Downpour or Drought - tracking the Asian Monsoon
As heavy downpours continue to flood South Asia, the waters have killed 147 people, swamped villages and caused landslides. Most of the deaths were due to house collapses triggered by incessant rains in India, Bangladesh and the Philippines. As more rain is forecast in the next 48 hours, officials have already begun evacuating people to higher and safer places.
Every year the presence or absence of the monsoon rains leave a trail of death and destruction across South Asia, a region where much of the economy, largely agricultural depends on the downpours. As the monsoon unleashes her madness, this year, economists debate downpours and droughts in a region crippled by inflation and food scarcity. The pattern of chronic flooding and chronic droughts adds to the challenges Asian economies are already suffering from.
According to the International Herald Tribune in 2006 Asia had less fresh water - 3,920 cubic meters, or 138,000 cubic feet, per person - than any other continent outside of Antarctica, according to a report by the United Nations. When the capacity of lakes, rivers and groundwater are added up, Asia has marginally less water per person than Europe or Africa, one-quarter that of the North America, nearly one-tenth that of South America and 20 times less than Australia and the Pacific islands.
“We do not have a water crisis. We have a management crisis,” Witoon Permpongsacharoen, secretary general of the Foundation for Ecological Recovery, a nonprofit organization in Bangkok, told the IHT.

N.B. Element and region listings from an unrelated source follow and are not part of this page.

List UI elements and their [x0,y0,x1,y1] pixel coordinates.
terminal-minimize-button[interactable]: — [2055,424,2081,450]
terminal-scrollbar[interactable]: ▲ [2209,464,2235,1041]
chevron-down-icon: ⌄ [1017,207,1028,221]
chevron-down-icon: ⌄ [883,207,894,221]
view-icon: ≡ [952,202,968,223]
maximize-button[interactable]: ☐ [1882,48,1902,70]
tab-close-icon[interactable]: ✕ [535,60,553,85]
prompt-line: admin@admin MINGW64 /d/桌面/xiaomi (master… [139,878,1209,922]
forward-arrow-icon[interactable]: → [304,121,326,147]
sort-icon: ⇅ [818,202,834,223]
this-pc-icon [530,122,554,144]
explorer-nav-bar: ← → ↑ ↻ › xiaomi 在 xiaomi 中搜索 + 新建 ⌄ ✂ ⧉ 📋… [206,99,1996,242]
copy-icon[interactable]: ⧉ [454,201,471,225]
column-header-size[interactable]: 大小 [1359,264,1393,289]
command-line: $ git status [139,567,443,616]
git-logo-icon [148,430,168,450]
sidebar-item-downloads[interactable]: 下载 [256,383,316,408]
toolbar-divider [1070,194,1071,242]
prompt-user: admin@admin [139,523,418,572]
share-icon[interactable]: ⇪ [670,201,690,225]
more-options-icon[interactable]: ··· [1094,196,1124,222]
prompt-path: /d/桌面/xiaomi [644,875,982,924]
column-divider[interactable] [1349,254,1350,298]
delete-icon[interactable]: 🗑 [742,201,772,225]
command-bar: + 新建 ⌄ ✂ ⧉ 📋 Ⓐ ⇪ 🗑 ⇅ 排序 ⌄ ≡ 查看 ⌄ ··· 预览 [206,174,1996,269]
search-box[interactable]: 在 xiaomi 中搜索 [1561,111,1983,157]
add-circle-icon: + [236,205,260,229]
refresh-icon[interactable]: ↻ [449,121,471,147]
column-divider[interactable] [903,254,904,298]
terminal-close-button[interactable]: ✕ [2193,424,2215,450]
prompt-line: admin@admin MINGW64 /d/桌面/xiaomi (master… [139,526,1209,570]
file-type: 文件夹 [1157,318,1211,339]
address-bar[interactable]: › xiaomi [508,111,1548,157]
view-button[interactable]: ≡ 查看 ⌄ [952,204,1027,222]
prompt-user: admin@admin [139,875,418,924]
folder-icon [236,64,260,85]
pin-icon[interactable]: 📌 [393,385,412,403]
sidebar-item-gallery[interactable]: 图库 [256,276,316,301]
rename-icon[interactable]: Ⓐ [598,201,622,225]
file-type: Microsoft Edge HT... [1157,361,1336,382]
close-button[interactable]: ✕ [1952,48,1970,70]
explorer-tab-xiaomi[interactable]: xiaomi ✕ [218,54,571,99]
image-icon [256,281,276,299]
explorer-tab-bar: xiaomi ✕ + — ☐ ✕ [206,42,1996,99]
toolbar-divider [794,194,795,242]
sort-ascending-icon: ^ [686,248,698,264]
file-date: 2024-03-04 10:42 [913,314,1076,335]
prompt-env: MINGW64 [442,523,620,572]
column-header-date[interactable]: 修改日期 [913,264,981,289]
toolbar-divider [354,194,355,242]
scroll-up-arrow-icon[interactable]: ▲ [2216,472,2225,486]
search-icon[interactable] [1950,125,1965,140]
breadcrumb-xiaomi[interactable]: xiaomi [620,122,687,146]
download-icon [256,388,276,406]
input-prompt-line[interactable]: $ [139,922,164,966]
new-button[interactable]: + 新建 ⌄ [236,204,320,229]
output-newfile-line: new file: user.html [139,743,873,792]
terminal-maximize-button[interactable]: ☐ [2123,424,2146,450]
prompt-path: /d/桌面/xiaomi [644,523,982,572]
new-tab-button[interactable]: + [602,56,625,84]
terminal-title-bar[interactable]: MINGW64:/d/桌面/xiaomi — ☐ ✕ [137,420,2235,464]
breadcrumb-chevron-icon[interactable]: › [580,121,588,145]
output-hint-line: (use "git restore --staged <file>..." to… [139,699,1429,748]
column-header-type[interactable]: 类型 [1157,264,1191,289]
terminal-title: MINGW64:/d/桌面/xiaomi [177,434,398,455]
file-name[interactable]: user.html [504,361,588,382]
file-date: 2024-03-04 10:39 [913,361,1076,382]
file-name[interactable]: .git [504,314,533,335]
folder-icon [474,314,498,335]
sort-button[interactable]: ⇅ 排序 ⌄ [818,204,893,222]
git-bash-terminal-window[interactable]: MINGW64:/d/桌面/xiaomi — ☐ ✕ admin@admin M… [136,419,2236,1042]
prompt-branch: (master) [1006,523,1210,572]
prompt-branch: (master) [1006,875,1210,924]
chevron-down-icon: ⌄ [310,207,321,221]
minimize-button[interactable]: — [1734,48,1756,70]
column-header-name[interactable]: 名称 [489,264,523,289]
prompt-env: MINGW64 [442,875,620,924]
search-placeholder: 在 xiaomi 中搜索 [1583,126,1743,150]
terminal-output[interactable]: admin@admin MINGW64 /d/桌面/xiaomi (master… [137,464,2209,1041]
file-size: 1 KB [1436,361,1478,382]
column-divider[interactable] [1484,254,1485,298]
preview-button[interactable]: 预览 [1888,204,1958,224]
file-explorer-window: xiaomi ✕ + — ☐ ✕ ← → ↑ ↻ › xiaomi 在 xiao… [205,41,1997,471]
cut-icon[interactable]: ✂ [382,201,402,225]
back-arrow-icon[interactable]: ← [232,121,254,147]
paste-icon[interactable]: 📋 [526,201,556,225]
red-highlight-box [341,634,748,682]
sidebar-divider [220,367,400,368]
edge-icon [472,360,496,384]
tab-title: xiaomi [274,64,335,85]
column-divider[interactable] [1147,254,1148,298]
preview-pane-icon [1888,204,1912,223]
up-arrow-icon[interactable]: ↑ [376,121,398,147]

While some countries have addressed water management efficiently, the bigger picture in Asia, however, is that water woes are becoming a threat to economic growth: steel, computer chip and paper factories, among others, need large amounts of water; intensive farming is both draining and polluting fresh water resources; and as the 4 billion people who live in the region grow richer they are using more household machines - dishwashers, clothes-washing machines - which leads to leaps in water consumption.